La LTC, qui publie la majorité des chants chrétiens en France, ne recense pas plus de 130 compositeurs français. Ceci après 60 années d’existence, et pour une base de données de plusieurs milliers de chants. Nous le savons bien, la plupart des chants publiés en France sont des traductions, surtout de l’anglais.

Mais est-ce satisfaisant ?

Alors que les films et séries en VO deviennent de plus en plus à la mode, que le désir d’authenticité est plus que jamais prisé et que la nouvelle génération cherche sa voix, une frustration grandit en parallèle chez beaucoup sur la quantité et la qualité des traductions de chants.

Cette frustration est normale, logique, inévitable.

Une traduction est une interprétation.

Certains termes ne se traduisent pas littéralement. Des chants comme « Amazing grace » ou « Our God is an awesome God » ne peuvent pas être traduits sans être interprétés et modifiés et malheureusement, à leur détriment. Comment traduire « amazing » ou « awesome » ? Les traductions ne gardent ni le naturel, ni l’émotion des termes originaux. Un classique comme « Be Thou my vision » ne sera malheureusement jamais traduit avec la même puissance que la version d’origine.

Certains mots ne se chantent pas bien d’une langue à l’autre.

Le terme « mercy » se chante très bien en anglais. Il fait partie du langage courant, rime facilement avec d’autres termes bibliques, et ne fait que deux syllabes. « Miséricorde » en revanche est caduque et lourd.
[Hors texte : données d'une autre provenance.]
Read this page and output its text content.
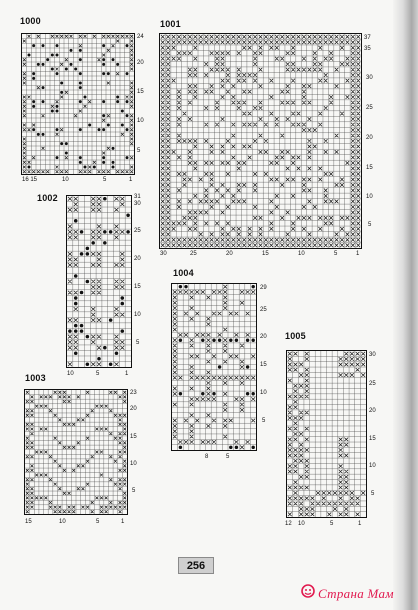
1000
24
20
15
10
5
16 15	10	5	1
1001
37
35
30
25
20
15
10
5
30	25	20	15	10	5	1
1002	31
30
25
20
15
10
5
10	5	1
1003
23
20
15
10
5
15	10	5	1
1004
29
25
20
15
10
5
8	5
1005
30
25
20
15
10
5
12 10	5	1
256
Страна Мам
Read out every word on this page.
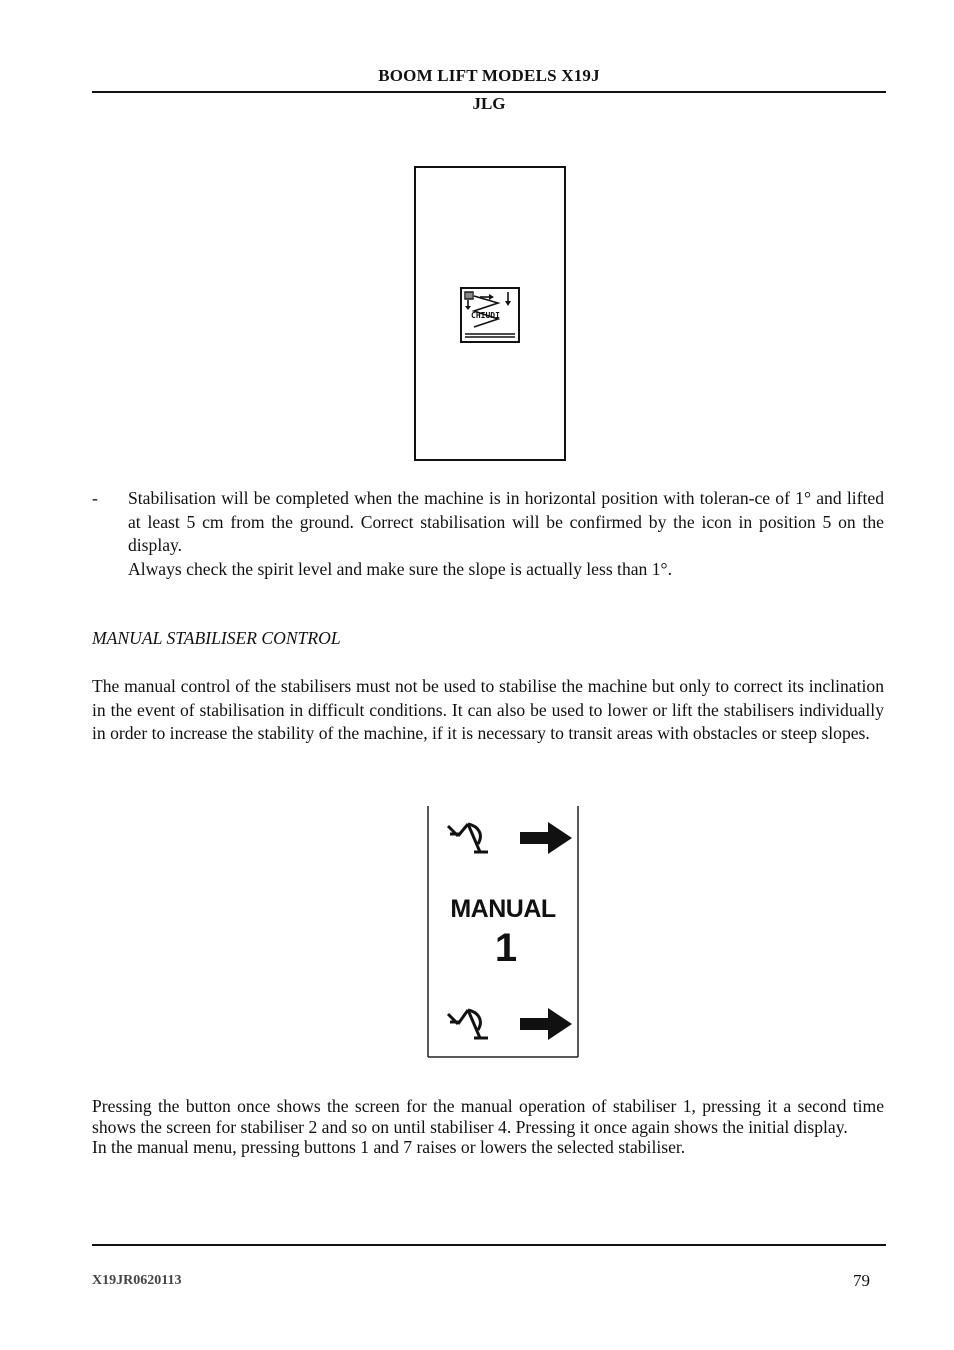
BOOM LIFT MODELS X19J
JLG
CHIUDI
- Stabilisation will be completed when the machine is in horizontal position with toleran-ce of 1° and lifted at least 5 cm from the ground. Correct stabilisation will be confirmed by the icon in position 5 on the display.
Always check the spirit level and make sure the slope is actually less than 1°.
MANUAL STABILISER CONTROL
The manual control of the stabilisers must not be used to stabilise the machine but only to correct its inclination in the event of stabilisation in difficult conditions. It can also be used to lower or lift the stabilisers individually in order to increase the stability of the machine, if it is necessary to transit areas with obstacles or steep slopes.
MANUAL
1
Pressing the button once shows the screen for the manual operation of stabiliser 1, pressing it a second time shows the screen for stabiliser 2 and so on until stabiliser 4. Pressing it once again shows the initial display.
In the manual menu, pressing buttons 1 and 7 raises or lowers the selected stabiliser.
X19JR0620113	79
C’est dommage, car le terme est riche bibliquement parlant.

Un mot comme « saint » en français n’a pas la même force que « holy » en anglais. L’un est ouvert et se projette bien, l’autre est nasal et pas très beau sur des longues notes.

Une traduction de l’anglais au français est souvent un résumé.

Les mots anglo-saxons sont souvent courts. Il faut trois fois plus longtemps pour dire « truth » (vé-ri-té) en français. De plus, il y a beaucoup plus d’articles en français. Un alexandrin anglais, quand il est bien écrit, peut cacher une richesse inégalable. Prenez les sonnets de Shakespeare par exemple. Inimitables. C’est compact, riche, percutant.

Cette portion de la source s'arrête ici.